Furthermore, even after workup and provider reassurance, patients who present with possible cardiac symptoms are often left with “residual anxiety” despite normal test results [24]. Reassurance of negative test results alone may not help reduce patient concerns about the potentially life-threatening causes of their chest pain [24,25,26]. Ackerman et al. defined the ideal content for ED discharge communication for patients with chest pain including directed follow-up suggestions and advice on self-care, [24] which are all important parts of the patient-provider interaction, particularly in the emergency department. Our data suggest these steps to be absent in current emergency care and may represent a missed opportunity to affect the trajectory of care [10]. This low rate of discharge communication is likely heavily influenced by the fact that the majority of respondents (61%) found their hospital resources for appropriate follow-up to be inadequate. Not surprisingly, 82% of providers wanted a specific clinic to direct their patients for further evaluation for anxiety.

Implications of these data are that patients could benefit from targeted interventions which minimize psychological distress, improve quality of life [9] and prevent futile emergency department visitation. There are a number of psychological interventions which are available for this patient population which include cognitive behavioral therapy (CBT), relaxation therapy, hyperventilation, hypnotherapy etc. [15]. Foremost and most well established is cognitive behavioral therapy (CBT), which has been shown to be both acceptable to patients and effective in reducing chest pain and improving quality of life [15, 27]. Even brief interventions have been successful as van Beek et al. randomized subjects with non-cardiac chest pain and anxiety after psychological testing to usual treatment vs an abbreviated CBT course (6 sessions) showing a significant decrease in both depression and anxiety symptoms [28]. Unfortunately, CBT interventions are not a readily available resource for ED referral and can be expensive [29]. However, it appears the intervention need not be extensive or expensive, as simply providing self-help information explaining the connection between anxiety and chest pain can make a difference in both psychological and/or physical symptoms [18, 30, 31]. Other anxiety management strategies include training in breathing techniques and mindfulness-based exercises may show effectiveness in this patient population [32,33,34,35]. However, any intervention requires a frank conversation about anxiety and appropriate discharge instructions.

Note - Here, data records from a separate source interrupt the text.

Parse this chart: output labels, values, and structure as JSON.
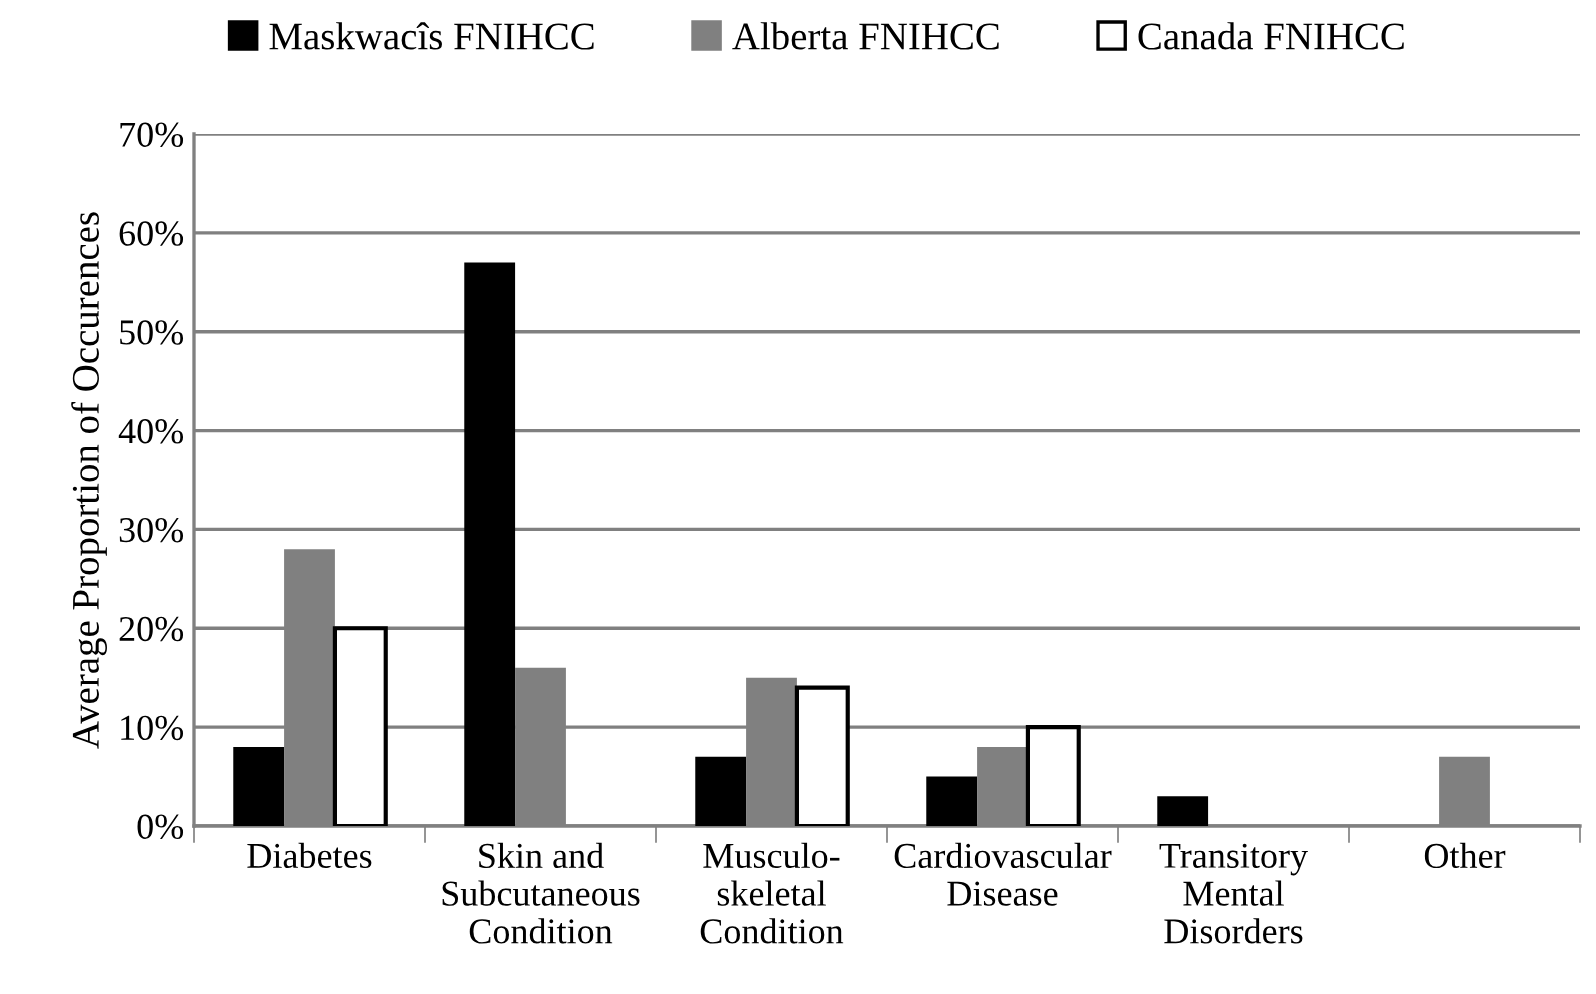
{
  "chart_data": {
    "type": "bar",
    "ylabel": "Average Proportion of Occurences",
    "categories": [
      "Diabetes",
      "Skin and\nSubcutaneous\nCondition",
      "Musculo-\nskeletal\nCondition",
      "Cardiovascular\nDisease",
      "Transitory\nMental\nDisorders",
      "Other"
    ],
    "series": [
      {
        "name": "Maskwacîs FNIHCC",
        "color": "#000000",
        "values": [
          8,
          57,
          7,
          5,
          3,
          null
        ]
      },
      {
        "name": "Alberta FNIHCC",
        "color": "#808080",
        "values": [
          28,
          16,
          15,
          8,
          null,
          7
        ]
      },
      {
        "name": "Canada FNIHCC",
        "color": "#ffffff",
        "values": [
          20,
          null,
          14,
          10,
          null,
          null
        ]
      }
    ],
    "ylim": [
      0,
      70
    ],
    "yticks": [
      {
        "value": 0,
        "label": "0%"
      },
      {
        "value": 10,
        "label": "10%"
      },
      {
        "value": 20,
        "label": "20%"
      },
      {
        "value": 30,
        "label": "30%"
      },
      {
        "value": 40,
        "label": "40%"
      },
      {
        "value": 50,
        "label": "50%"
      },
      {
        "value": 60,
        "label": "60%"
      },
      {
        "value": 70,
        "label": "70%"
      }
    ],
    "grid": "y",
    "legend": "top"
  }
}
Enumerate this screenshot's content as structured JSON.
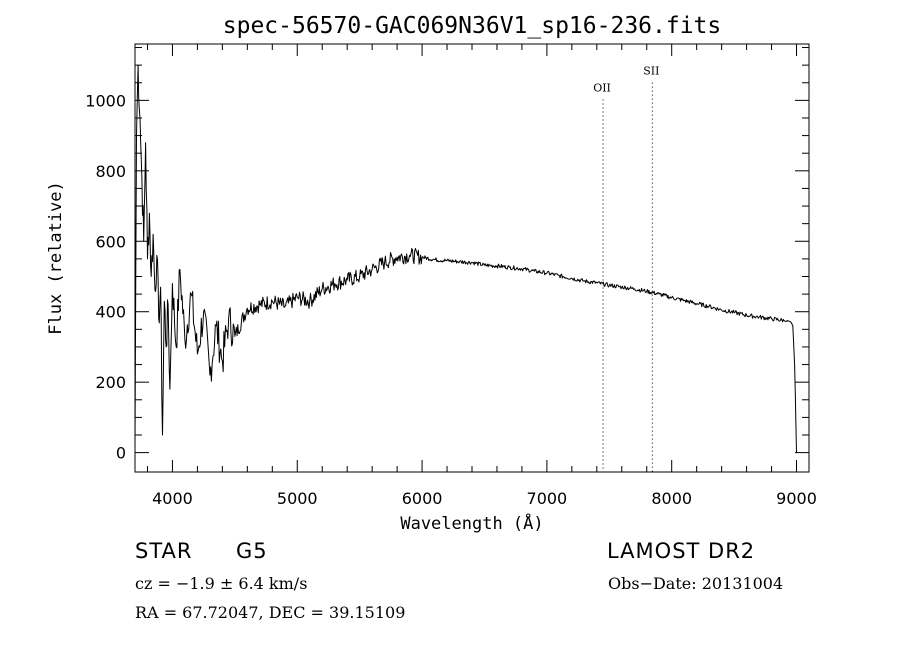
{
  "chart_data": {
    "type": "line",
    "title": "spec-56570-GAC069N36V1_sp16-236.fits",
    "xlabel": "Wavelength (Å)",
    "ylabel": "Flux (relative)",
    "xlim": [
      3700,
      9100
    ],
    "ylim": [
      -55,
      1160
    ],
    "xticks": [
      4000,
      5000,
      6000,
      7000,
      8000,
      9000
    ],
    "yticks": [
      0,
      200,
      400,
      600,
      800,
      1000
    ],
    "grid": false,
    "series": [
      {
        "x": [
          3700,
          3712,
          3725,
          3740,
          3755,
          3770,
          3785,
          3800,
          3815,
          3830,
          3845,
          3860,
          3875,
          3890,
          3905,
          3920,
          3935,
          3950,
          3965,
          3980,
          4000,
          4030,
          4060,
          4100,
          4150,
          4200,
          4250,
          4300,
          4350,
          4400,
          4450,
          4500,
          4600,
          4700,
          4800,
          4900,
          5000,
          5100,
          5200,
          5300,
          5400,
          5500,
          5600,
          5700,
          5800,
          5900,
          6000,
          6100,
          6200,
          6300,
          6400,
          6500,
          6600,
          6700,
          6800,
          6900,
          7000,
          7100,
          7200,
          7300,
          7400,
          7500,
          7600,
          7700,
          7800,
          7900,
          8000,
          8100,
          8200,
          8300,
          8400,
          8500,
          8600,
          8700,
          8800,
          8900,
          8950,
          8970,
          8985,
          9000
        ],
        "y": [
          20,
          900,
          1100,
          950,
          780,
          600,
          880,
          550,
          680,
          500,
          620,
          460,
          560,
          380,
          470,
          50,
          430,
          300,
          420,
          180,
          480,
          300,
          520,
          320,
          450,
          280,
          400,
          220,
          360,
          260,
          380,
          330,
          410,
          420,
          430,
          415,
          440,
          430,
          465,
          480,
          490,
          500,
          520,
          540,
          555,
          560,
          555,
          548,
          545,
          542,
          540,
          532,
          530,
          526,
          522,
          515,
          510,
          502,
          495,
          487,
          482,
          475,
          470,
          465,
          458,
          450,
          440,
          432,
          423,
          415,
          405,
          398,
          390,
          385,
          380,
          375,
          372,
          360,
          250,
          0
        ]
      }
    ],
    "annotations": [
      {
        "label": "OII",
        "x": 7450,
        "ylevel": 1025
      },
      {
        "label": "SII",
        "x": 7845,
        "ylevel": 1073
      }
    ]
  },
  "info": {
    "object_type": "STAR",
    "object_class": "G5",
    "survey": "LAMOST DR2",
    "redshift": "cz = −1.9 ± 6.4 km/s",
    "obs_date": "Obs−Date: 20131004",
    "coordinates": "RA =  67.72047, DEC =  39.15109"
  }
}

The primary limitation of the work is that persons who completed our survey were self- selected by their decision to attend the national meeting, and their willingness to complete our survey. Additionally, we did not provide a formal definition or diagnostic criteria for anxiety to the provider as part of the survey. Thus, these results represent provider beliefs and gestalt based in large part on subjective assessments without the benefit of screening tests such as the HADS [21] or GAD-7 [22, 23] or formal evaluation using the Structured Clinical Interview for DSM Disorders (SCID) [36]. Thus, the objective reality of those beliefs were not assessed or quantified. However, we thought it important to explore as physician gestalt would likely be a trigger for further screening or referral for formal evaluation. Additionally, these screening tools and assessments are not regularly employed in this ED patient population and thus providers may not have been familiar.


ED providers believe 30% of patients seeking emergency care for chest pain stratified to be low risk for ACS have anxiety as a primary problem, yet fewer than half discuss this concern or provide information to help the patient manage anxiety. These data support the need for a more patient-centered approach to communication and management of anxiety in patients with low risk chest pain. Further investigation to elicit reasons why providers would be hesitant to discuss suspected anxiety in the setting of low risk chest pain and contributing biases is needed.